Kayser est arrivé et je n’ai rien écrit de toute la semaine. Il commence par accorder son clavecin, et l’opéra avancera peu à peu. Avec son arrivée commence pour moi une époque toute nouvelle. Je vois qu’on n’a qu’à suivre son chemin : les jours amènent le bien comme le mal.

L’accueil que vous avez fait à Egmont me réjouit. J’espère qu’il ne perdra pas à une seconde lecture, car je sais ce que j’y ai mis, et que cela n’est pas de nature à être saisi du premier coup. Ce que vous en approuvez, j’ai voulu le faire : si vous dites que cela est fait, j’ai atteint mon but. C’était une tâche d’une incroyable difficulté, dont je ne serais jamais venu à bout sans une liberté absolue de vie et d’esprit. Qu’on réfléchisse à ce que c’est de reprendre un ouvrage écrit depuis douze ans, de l’achever, sans le refondre. Les circonstances m’ont rendu ce travail plus facile et plus difficile. Maintenant je vois encore deux pierres sur mon chemin, Faust et le Tasse. Puisque les dieux, dans leur miséricorde, paraissent m’avoir remis, pour l’avenir, la peine de Sisyphe, j’espère amener aussi ces roches sur le haut de la montagne. Quand j’y serai parvenu, je commencerai une carrière nouvelle et je ferai tout mon possible pour mériter votre approbation ; car, votre tendresse, vous me l’accordez et me la conservez sans que je la mérite.

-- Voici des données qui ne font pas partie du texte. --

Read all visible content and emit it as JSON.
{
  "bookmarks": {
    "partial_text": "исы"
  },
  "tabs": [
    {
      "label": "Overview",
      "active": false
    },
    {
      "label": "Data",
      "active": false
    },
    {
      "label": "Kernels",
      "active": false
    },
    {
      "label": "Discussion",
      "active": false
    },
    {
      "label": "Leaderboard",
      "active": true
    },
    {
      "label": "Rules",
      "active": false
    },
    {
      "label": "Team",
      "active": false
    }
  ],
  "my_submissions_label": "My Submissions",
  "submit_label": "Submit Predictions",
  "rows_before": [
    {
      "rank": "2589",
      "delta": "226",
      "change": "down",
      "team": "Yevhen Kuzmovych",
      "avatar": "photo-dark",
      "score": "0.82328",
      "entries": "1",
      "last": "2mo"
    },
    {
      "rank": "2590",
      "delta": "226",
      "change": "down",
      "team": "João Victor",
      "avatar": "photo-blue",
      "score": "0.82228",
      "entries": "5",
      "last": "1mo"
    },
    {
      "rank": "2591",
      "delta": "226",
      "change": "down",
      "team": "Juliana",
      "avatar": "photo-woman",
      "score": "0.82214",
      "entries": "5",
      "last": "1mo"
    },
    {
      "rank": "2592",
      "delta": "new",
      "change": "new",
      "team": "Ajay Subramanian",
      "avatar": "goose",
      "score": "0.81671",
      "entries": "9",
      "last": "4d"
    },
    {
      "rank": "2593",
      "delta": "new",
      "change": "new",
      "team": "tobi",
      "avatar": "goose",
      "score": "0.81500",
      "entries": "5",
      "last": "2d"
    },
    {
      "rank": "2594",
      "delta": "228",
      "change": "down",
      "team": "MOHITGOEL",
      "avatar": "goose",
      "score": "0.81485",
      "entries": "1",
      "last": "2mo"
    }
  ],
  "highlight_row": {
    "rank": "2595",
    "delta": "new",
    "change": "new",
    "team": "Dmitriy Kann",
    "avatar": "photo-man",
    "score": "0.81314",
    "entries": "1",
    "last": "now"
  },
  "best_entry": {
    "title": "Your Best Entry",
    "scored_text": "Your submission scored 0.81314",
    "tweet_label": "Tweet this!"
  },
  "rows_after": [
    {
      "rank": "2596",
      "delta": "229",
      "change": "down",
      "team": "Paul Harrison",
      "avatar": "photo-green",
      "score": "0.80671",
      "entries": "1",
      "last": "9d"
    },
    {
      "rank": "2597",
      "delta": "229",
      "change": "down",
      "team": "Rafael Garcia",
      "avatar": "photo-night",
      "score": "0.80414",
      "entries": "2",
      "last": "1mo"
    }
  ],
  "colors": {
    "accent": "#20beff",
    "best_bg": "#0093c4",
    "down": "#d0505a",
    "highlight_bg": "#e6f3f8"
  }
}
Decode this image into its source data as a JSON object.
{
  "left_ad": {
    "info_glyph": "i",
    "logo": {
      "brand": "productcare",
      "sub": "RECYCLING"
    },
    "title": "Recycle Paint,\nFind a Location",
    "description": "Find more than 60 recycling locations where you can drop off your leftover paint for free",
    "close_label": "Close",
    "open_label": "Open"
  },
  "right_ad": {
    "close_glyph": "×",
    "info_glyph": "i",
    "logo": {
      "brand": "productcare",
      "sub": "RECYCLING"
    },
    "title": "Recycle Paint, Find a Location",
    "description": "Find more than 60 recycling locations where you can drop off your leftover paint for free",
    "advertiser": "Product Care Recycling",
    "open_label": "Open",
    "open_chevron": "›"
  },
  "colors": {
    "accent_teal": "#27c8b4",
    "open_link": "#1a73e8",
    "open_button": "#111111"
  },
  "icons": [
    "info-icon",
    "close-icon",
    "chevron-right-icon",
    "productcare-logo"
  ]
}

Je ne comprends pas tout à fait ce que tu me dis de la petite Claire ’ et j’attendrai ta prochaine lettre.’ Je vois bien qu’à ton avis il y manque une nuance entre la fillette et la divinité : mais, comme j’ai donné à ses relations avec Egmont un caractère exclusif ; que j’ai fait reposer sa passion sur la perfection de son amant, et son ravissement sur l’inconcevable bonheur qu’un tel homme lui appartienne plutôt que sur la sensualité ; comme j’ai fait de Claire une héroïne ; que, dans l’intime sentiment de l’éternité de son amour, elle accompagne son bienaimé, et lui apparaît enfin radieuse et glorifiée dans un songe : je ne sais où je dois placer cette nuance intermédiaire, et j’avoue cependant qu’à cause des exigences matérielles de la scène, les


1. Personnage d’amont.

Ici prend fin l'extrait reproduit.